MAMUJU, iNewsMamuju.id - Angka Stunting di Provinsi Sulawesi Barat tahun 2022 masih belum menunjukkan penurunan, tercatat Sulbar urutan kedua tertinggi di Indonesia. Untuk penanganannya, anggaran Rp27 miliar di BKKBN yang bersumber dari DAK 2022 digelontorkan dan mendapat sorotan dari LBH Kesehatan Manakarra.
Kepala BKKBN Sulbar Nuryamin menjelaskan, anggaran Rp27 miliar tersebut tidak melekat di BKKBN Sulbar tapi di kelola Pemerintah Kabupaten, dengan berdasarkan petunjuk tekhnis.
Anggaran tersebut langsung dari Kementrian BKKBN, koordinasinya antara pusat dengan Pemerintah Daerah.
"Dana yang ditransfer (Kementrian) BKKBN ke mereka (Pemerinta Kabupaten), ke Pemda. Dan itu juga uang (Rp.27 miliar) ada petunjuk teknisnya," kata Nuryamin di kantor BKKBN Sulbar. Jumat kemarin.
"(Dana) Tidak singgah (di BKKBN Sulbar), ini dana langsung dari pusat, jadi koordinasinya itu antara Pemda dalam hal ini OPD KB. OPD KB itukan bukan organisasi dibawah saya, dia mitra saya," Sambung Nuryamin yang diwawancara diruang kerjanya.
Nuryamin mengatakan, anggaran DAK Rp27 miliar tersebut terbagi untuk 6 Kabupaten di Sulbar.
"DAK 27 miliar ini dibagi enam kabupaten tahun 2022 kemarin," jelasnya.
Dalam penggunaan, anggaran 27 miliar di pakai untuk penanganan stunting termasuk diantaranya belanja BKB Kit Stunting, Sosialisasi hingga membiayai tim pendamping keluarga sebanyak 953 tim.
"(Anggaran khusus) Stunting, tapi stunting itu banyak itemnya. Ada berupa sosialisasi ada berupa rapat. BKKBN dikasih amanah, anggaran Rp27 miliar itu satu, anggaran untuk beli BKB Kit Stunting. Jadi teman-teman opd belanjakan sesuai dengan kelompok BKB yang ada. Ada dipakai untuk membiayai tim pendamping keluarga, itu 953 tim," Jelas Nuryamin kepada iNewsMamuju.id
Tim pendamping keluarga sebanyak 953 tim yang beranggotakan dari unsur PKK, unsur bidang desa, dan unsur kader BKKBN yang berada dilapangan. Tim bertugas untuk mendampingi keluarga yang beresiko stunting, seperti ibu hamil, ibu menyusui, ibu punya bayi dibawah 2 tahun (baduta), dan calon pengantin.
"Ini bekerja, mendampingi keluarga-keluarga beresiko stunting," ungkap Nuryamin.
Selain itu, anggaran 27 miliar digunakan untuk loka karya mini tingkat kecamatan. Dalam satu kecamatan dilakukan sebanyak 12 kali.
"Jadi ini juga dana 27 miliar untuk biaya rapat-rapat. Ada yang namanya lokakarya mini. Lokakarya mini kita berikan setiap kecamatan, 12 kali kita kasih perkecamatan pertemuan, supaya ajang evaluasi, ajang konsolidasi, ajang intropeksi diri bagi kecamatan, diundanglah orang, biaya transpornya, dan biaya lain, termasuk belanja kit-kit stunting," terang Nuryamin.

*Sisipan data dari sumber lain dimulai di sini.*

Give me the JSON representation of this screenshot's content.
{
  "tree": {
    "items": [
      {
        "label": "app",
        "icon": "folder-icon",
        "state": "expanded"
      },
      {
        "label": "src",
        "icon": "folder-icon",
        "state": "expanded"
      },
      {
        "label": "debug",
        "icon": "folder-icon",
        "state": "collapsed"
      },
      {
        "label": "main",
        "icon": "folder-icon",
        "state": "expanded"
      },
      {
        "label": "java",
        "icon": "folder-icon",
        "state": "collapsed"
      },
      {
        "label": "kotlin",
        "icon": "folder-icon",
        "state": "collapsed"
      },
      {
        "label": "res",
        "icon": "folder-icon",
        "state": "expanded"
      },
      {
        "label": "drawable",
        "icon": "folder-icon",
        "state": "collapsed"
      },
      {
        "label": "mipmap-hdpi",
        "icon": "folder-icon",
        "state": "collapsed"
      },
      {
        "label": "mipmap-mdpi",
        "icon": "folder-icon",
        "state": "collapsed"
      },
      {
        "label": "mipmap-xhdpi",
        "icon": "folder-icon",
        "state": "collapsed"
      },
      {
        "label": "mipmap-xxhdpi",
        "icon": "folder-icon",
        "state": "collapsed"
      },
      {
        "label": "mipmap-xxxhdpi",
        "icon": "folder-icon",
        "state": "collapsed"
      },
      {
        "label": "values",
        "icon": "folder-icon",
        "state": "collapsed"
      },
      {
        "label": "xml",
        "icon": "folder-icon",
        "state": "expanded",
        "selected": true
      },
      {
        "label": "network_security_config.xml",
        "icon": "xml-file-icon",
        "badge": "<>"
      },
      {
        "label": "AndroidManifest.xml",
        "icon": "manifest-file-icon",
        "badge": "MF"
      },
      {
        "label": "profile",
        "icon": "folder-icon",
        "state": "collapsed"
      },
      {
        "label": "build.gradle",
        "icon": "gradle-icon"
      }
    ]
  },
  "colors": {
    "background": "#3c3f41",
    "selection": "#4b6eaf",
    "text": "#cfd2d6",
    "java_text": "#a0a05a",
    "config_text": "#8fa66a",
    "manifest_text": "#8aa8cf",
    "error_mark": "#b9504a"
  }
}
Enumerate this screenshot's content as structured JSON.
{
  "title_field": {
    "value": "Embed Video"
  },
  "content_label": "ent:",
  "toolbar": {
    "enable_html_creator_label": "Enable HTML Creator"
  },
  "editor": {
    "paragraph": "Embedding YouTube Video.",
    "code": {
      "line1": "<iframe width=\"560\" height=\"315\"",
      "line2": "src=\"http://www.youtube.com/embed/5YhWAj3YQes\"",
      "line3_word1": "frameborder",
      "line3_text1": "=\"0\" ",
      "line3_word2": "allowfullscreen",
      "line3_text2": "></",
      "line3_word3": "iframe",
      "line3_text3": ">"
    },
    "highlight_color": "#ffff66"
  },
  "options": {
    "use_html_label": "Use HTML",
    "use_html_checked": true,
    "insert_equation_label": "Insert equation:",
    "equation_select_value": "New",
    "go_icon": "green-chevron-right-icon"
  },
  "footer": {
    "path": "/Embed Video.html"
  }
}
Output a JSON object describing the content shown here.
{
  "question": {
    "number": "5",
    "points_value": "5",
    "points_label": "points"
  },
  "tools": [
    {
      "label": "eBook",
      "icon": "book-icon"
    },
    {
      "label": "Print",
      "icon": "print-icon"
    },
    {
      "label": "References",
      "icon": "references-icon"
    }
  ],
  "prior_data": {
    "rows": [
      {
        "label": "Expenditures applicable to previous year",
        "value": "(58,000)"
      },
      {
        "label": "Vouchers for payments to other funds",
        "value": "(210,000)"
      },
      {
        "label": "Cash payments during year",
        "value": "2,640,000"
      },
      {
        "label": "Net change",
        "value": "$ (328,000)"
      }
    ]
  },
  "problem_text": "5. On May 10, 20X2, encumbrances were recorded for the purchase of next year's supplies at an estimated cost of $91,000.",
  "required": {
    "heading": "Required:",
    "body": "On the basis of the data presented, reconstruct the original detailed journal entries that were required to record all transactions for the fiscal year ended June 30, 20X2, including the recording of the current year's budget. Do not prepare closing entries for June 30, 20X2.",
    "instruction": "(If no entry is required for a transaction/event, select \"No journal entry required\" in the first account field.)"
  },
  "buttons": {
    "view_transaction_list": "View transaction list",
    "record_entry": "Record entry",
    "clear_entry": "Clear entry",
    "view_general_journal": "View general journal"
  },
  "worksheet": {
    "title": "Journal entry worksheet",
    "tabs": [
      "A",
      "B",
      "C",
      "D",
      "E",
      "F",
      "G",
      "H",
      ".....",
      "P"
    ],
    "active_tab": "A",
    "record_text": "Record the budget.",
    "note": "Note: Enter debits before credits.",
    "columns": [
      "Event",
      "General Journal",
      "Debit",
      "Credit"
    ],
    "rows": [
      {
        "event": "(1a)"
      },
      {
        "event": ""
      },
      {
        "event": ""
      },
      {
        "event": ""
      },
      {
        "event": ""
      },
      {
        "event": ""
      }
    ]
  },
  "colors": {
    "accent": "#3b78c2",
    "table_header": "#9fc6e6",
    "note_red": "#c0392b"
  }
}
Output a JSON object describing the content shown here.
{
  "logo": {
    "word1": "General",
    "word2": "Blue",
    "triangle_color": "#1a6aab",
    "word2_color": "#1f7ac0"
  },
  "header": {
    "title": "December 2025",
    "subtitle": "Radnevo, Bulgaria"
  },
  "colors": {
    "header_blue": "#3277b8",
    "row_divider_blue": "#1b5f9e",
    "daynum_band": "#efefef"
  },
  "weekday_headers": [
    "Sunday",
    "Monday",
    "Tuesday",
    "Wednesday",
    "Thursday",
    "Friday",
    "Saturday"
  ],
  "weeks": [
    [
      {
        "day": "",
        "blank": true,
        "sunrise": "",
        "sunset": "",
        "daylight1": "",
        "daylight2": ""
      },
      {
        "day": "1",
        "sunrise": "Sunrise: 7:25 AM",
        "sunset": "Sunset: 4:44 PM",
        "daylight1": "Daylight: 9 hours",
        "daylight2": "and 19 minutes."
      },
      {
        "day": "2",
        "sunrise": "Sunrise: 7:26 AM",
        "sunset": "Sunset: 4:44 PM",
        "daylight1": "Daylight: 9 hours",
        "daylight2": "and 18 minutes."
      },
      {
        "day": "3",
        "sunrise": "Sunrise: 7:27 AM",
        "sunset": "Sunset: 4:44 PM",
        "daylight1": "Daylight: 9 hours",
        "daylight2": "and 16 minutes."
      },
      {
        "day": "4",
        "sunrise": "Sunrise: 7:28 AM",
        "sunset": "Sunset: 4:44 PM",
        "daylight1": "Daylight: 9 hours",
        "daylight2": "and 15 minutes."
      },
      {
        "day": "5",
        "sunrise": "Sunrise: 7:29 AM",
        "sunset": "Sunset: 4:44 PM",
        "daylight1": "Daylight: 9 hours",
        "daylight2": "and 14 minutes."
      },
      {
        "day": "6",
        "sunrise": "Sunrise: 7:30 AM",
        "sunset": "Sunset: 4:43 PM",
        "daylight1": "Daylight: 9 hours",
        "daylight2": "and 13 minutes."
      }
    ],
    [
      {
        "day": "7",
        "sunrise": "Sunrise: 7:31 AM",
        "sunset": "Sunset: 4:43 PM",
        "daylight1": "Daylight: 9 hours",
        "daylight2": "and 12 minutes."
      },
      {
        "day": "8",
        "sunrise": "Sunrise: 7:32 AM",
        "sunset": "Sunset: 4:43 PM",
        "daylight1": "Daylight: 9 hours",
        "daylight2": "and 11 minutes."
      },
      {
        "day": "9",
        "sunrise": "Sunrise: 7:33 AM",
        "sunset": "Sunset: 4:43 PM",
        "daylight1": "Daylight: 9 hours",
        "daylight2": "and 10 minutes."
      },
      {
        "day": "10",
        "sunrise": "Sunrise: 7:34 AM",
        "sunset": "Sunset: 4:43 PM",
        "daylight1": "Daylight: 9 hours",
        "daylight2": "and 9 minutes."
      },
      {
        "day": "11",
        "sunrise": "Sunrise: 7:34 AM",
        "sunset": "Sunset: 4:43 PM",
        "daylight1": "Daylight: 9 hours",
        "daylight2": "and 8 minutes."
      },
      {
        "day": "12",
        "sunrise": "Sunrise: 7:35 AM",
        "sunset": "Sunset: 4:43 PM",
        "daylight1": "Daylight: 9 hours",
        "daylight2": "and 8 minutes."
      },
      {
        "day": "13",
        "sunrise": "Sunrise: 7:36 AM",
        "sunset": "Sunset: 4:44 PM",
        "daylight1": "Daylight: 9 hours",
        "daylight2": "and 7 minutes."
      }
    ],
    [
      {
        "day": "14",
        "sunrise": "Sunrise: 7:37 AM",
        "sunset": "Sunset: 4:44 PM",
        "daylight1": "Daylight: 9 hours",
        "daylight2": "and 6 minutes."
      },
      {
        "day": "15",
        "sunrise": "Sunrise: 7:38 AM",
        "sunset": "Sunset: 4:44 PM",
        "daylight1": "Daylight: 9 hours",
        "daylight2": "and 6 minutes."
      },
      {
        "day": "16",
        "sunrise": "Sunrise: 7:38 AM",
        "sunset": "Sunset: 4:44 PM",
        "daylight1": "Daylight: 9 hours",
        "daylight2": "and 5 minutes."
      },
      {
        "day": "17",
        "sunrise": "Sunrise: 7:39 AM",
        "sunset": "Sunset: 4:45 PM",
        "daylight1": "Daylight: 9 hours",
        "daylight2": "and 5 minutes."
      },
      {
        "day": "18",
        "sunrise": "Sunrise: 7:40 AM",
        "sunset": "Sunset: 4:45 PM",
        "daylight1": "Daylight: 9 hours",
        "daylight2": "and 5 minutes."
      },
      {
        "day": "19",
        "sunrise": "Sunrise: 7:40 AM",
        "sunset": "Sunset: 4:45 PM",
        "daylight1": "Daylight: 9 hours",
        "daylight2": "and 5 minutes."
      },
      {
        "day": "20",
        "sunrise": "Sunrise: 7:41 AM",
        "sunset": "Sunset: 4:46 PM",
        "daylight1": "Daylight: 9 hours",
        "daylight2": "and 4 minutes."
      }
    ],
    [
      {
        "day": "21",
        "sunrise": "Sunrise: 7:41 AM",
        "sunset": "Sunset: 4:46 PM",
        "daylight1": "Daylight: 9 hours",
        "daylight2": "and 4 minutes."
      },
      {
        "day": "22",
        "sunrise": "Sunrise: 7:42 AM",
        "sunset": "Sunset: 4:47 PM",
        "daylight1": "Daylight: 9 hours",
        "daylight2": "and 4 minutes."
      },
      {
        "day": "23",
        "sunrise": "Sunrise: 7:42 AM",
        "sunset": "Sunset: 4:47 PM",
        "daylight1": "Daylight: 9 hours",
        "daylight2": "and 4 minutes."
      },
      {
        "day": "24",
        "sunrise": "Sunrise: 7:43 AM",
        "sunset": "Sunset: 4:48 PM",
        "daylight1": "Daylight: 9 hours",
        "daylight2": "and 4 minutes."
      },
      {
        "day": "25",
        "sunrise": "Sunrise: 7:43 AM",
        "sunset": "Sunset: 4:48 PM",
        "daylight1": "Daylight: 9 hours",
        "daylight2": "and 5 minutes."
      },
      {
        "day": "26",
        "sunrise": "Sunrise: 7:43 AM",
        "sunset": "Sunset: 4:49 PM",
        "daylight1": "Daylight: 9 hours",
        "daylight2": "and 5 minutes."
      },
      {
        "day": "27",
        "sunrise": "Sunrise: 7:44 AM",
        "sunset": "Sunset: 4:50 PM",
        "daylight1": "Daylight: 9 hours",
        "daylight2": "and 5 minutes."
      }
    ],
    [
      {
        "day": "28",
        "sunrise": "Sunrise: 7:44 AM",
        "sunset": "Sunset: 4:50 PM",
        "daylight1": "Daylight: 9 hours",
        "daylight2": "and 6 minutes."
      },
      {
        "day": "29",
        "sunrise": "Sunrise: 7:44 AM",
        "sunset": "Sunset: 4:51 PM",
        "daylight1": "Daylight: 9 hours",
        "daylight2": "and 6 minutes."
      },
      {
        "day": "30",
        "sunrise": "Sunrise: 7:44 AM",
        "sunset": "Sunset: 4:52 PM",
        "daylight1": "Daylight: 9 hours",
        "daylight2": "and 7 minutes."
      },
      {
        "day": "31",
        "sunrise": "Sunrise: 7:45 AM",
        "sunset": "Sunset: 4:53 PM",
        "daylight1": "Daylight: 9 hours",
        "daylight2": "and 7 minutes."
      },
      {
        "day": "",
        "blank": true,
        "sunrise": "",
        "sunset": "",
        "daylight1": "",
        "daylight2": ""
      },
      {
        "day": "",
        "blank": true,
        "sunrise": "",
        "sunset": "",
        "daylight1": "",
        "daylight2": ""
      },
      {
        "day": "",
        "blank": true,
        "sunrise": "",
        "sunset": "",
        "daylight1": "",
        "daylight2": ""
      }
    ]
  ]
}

Sorotan terhadap gelontoran anggaran yang cukup tinggi namun Sulbar masih tercatat peringkat ke 2 tertinggi di Indonesia soal stunting, Nuryamin menegaskan bahwa cita-cita untuk menurunkan angka stunting tidak tergantung pada anggaran yang besar, tapi tergantung pada komitmen bersama.
"Biar juga anggarannya banyak, kan rata-rata sekarang kan, seolah-olah anggaran menyelesaikan segala-galanya. Tapi keliru, anggaran tidak menjadi tolak ukur, yang menjadi tolak ukur adalah komitmen," tegas Nuryamin.
"Saya optimis, stunting ini akan turun. Karena saya heran, kenapa bisa anggaran turun, stunting malah naik, disitu bisa ngambil kesimpulan bahwa anggaran bukan menjadi tolak ukur," lanjutnya.